Es war der wundervollste Anblick, den man sich denken konnte. Die
Kinder waren durch ein kleines Loch in der Mauer in den Garten
gekrochen und saßen nun auf den Zweigen der Bäume – in jedem Baum,
den er sehen konnte, ein kleines Kind. Und die Bäume waren so froh,
die Kinder endlich wieder bei sich zu haben, dass sie sich mit Blüten
schmückten und ihre Zweige gleich schützenden Händen über den Köpfen
der Kinder auf und ab bewegten.
***

Ob der Riese noch böse mit uns ist? (Kinder aus Isfahan, ©Erika Hennig)

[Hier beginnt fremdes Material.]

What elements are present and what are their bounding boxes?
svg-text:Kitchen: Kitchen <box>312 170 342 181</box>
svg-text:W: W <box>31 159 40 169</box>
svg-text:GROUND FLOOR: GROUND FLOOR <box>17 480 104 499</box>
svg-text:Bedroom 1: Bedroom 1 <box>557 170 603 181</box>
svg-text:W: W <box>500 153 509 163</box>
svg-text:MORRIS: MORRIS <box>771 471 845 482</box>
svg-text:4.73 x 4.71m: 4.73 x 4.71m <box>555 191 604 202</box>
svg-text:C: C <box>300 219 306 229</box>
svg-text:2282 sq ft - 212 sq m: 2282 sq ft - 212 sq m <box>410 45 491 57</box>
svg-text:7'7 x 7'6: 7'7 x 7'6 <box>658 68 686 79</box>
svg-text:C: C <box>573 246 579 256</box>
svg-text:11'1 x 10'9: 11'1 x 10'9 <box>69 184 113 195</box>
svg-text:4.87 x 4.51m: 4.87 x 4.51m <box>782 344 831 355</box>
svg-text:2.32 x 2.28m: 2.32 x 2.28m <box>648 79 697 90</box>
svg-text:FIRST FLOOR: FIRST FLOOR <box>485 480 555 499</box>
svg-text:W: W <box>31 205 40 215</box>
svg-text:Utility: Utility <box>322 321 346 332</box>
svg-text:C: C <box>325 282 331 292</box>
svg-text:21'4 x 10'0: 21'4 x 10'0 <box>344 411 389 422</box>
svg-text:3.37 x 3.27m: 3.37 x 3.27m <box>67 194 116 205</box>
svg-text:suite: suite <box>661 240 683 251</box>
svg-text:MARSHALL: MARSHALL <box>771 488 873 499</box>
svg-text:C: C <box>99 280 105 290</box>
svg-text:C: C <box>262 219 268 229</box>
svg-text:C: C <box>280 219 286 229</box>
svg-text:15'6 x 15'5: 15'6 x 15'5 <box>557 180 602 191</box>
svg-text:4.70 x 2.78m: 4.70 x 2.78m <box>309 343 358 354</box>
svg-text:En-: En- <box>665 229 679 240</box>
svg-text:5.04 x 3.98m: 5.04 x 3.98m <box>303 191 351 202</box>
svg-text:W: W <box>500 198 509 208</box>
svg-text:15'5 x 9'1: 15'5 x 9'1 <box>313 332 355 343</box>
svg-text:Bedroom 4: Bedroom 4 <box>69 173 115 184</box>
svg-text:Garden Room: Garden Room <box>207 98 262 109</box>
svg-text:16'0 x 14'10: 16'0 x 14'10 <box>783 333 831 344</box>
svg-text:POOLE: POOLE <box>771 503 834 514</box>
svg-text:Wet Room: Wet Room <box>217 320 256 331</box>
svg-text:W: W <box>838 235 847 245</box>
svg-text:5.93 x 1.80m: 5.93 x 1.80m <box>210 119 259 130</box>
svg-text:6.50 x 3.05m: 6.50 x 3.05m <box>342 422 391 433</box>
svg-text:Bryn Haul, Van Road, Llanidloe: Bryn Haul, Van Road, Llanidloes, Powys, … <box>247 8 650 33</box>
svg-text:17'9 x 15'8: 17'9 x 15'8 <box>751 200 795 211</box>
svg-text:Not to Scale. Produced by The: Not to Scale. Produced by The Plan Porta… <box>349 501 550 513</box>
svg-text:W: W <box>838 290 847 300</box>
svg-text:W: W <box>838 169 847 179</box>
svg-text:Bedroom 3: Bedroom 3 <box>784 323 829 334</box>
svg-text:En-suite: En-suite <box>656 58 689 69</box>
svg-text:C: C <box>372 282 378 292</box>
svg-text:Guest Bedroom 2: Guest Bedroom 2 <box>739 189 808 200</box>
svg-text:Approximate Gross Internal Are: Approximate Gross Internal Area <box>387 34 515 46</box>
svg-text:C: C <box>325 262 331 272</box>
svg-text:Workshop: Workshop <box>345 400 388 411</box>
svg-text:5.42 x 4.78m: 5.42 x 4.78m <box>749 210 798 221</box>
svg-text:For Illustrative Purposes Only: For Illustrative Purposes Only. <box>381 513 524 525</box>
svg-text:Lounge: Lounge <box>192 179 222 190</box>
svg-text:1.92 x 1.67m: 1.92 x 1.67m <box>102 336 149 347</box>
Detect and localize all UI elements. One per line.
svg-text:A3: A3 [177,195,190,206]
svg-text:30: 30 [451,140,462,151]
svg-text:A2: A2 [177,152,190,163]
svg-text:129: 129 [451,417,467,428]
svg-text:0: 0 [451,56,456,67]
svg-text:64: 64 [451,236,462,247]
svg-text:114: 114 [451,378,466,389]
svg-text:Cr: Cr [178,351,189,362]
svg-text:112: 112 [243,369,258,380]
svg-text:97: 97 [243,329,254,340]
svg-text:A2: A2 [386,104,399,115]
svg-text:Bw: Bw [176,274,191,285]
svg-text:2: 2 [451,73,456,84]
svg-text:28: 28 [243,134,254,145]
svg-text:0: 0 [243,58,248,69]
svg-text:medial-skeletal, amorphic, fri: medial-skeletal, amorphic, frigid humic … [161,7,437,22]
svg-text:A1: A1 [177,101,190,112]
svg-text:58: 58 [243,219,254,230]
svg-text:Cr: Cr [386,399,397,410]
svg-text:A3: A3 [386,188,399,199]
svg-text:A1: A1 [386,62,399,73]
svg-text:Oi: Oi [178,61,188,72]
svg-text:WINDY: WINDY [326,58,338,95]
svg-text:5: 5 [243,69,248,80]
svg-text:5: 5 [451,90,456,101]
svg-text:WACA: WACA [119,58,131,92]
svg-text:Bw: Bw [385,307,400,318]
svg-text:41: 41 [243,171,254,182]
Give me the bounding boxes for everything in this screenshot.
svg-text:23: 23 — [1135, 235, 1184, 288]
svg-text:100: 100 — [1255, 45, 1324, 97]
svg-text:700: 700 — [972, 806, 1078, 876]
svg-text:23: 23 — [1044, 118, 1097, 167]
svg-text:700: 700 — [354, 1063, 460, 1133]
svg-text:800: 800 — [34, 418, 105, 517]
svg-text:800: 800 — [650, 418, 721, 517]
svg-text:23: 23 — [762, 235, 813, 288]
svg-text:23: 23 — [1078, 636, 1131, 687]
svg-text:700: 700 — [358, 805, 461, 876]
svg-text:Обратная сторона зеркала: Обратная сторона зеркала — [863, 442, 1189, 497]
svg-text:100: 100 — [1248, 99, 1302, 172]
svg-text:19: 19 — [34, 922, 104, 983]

Als der Riese das sah, wurde es ihm ganz warm um das Herz. »Wie
selbstsüchtig bin ich gewesen!«, sprach er reumütig zu sich selbst,
»jetzt verstehe ich, warum der Frühling nicht in meinen Garten kommen
wollte.«
***
Jahre vergingen und der Riese wurde ganz alt und schwach. Er konnte
nicht mehr im Garten spielen, und so saß er in einem riesigen
Lehnstuhl, sah den Kindern beim Spielen zu und erfreute sich an
seinem Garten. »Ich habe zwar viele herrliche Blumen, aber die Kinder
sind die schönsten von allen«, sagte er zu sich selbst.